Régis
Debray, le génie français, Gallimard,
2019
Court essai
où Régis Debray imagine une recherche d’un écrivain qui pourrait symboliser le
« génie français ». Il oppose, dans la dernière sélection, Stendhal
et Victor Hugo. Stendhal est le prototype abhorré : ses héros, Fabrice,
Julien Sorel, Lucien Leuwen, sont à la recherche de réussite individuelle,
amour ou carrière. Les héros de Victor Hugo, Jean Valjean, Gavroche, les
familles de marins, sont mus par des sentiments universels, la lutte pour la
justice, la solidarité. On comprend vite que Stendhal ne fait pas le poids. D’autant
qu’il hait la patrie, s’exile par haine du terroir tandis que Victor Hugo
debout sur le rocher de Jersey s’enracine d’autant plus qu’il est loin.
Le tout dans un style enlevé et fondé sur une érudition exemplaire.
Cet essai n’est
pas critique littéraire. Il est l’occasion pour l’auteur de renouveler une
condamnation sans appel de toutes les adaptations au capitalisme et au marché
qui ne sont pas étapes vers la révolution. Les Thénardiers sont au pouvoir.

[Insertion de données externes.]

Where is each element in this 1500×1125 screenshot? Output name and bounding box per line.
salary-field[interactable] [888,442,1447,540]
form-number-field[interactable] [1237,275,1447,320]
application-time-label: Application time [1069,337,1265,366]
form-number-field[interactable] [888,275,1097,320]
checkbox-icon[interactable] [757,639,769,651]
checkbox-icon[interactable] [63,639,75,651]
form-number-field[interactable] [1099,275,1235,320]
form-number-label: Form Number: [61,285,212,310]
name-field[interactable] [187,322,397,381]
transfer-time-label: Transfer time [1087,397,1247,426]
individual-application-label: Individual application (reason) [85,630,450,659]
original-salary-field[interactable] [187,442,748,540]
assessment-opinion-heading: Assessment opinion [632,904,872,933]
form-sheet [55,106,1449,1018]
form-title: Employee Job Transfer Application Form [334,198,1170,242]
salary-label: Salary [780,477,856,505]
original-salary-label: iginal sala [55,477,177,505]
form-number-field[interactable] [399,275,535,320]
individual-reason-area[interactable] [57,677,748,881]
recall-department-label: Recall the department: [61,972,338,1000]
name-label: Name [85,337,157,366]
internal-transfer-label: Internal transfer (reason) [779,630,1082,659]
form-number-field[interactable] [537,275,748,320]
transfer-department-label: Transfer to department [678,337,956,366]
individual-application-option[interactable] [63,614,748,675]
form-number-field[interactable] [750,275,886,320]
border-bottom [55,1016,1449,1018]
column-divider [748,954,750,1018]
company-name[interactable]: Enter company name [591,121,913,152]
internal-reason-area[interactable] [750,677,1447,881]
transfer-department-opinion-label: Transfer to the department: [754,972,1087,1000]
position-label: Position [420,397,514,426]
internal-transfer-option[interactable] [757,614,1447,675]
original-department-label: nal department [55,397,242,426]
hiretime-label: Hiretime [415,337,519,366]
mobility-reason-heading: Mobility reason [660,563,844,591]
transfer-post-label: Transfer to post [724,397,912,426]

Emmanuel Macron est un héros stendhalien et les gilets jaunes sont les
héritiers des Misérables et de Gavroche.
Voici
l’exemple de ce qui est acceptable dans notre monde. Surtout pas de rupture, de
la fidélité, de la continuité. Rester dans la famille. Voici un homme qui a
fait le tour du monde, géographiquement et intellectuellement. Les aventures du
Che en Bolivie, les prisons, le conseil des politiques au Chili avec Allende,
puis en France avec François Mitterrand. Maintenant, retour à la case départ,
celle de la révolution. Gilets jaunes et le Che. Victor Hugo contre Stendhal.
Rompre,
c'est à dire extraire de telles expériences l’idée que les plus grands malheurs
du monde se sont déployés dans les régimes fascistes et communistes. Et ainsi d’affronter
les mouvements sociaux à partir de cette expérience. Voir dans les émeutiers de
tous les pays non pas une masse informe, mais des personnes qui réfléchissent
et qui parfois s’engouffrent dans les impasses de l’histoire, le populisme
fascisant ou la radicalité meurtrière. Rompre, c’est refuser d’admirer l’émeute
quand elle prend ce chemin. Mais pour rester dans la famille, il faut admirer l’émeute
et pourfendre ceux qui tentent de réformer sans plonger dans l’horreur.
Dans les
années 1980, Claude Allègre était ministre de l’éducation nationale. J’enseignais
dans les classes préparatoires du Lycée Saint-Louis, Boulevard Saint-Michel. Entre
les heures supplémentaires, les « colles », nous étions les mieux
payés de tous les enseignants de France. Les cours s’arrêtaient au printemps, place
aux concours. Mais les heures supplémentaires étaient payées toute l’année. Au
ministère, ils eurent l’idée folle de ne payer que les heures supplémentaires
faites et pas les autres. C’était un avantage acquis. Les enseignants des
classes préparatoires, qui forment l’élite de la nation, se mirent en grève,
manifestèrent. Place de la Sorbonne. Devant le Lycée Saint-Louis. En sortant de
mes cours, je fais face à la manifestation et qui je vois au premier rang ?
Régis Debray.
Il y a
plusieurs manières de rester dans la famille.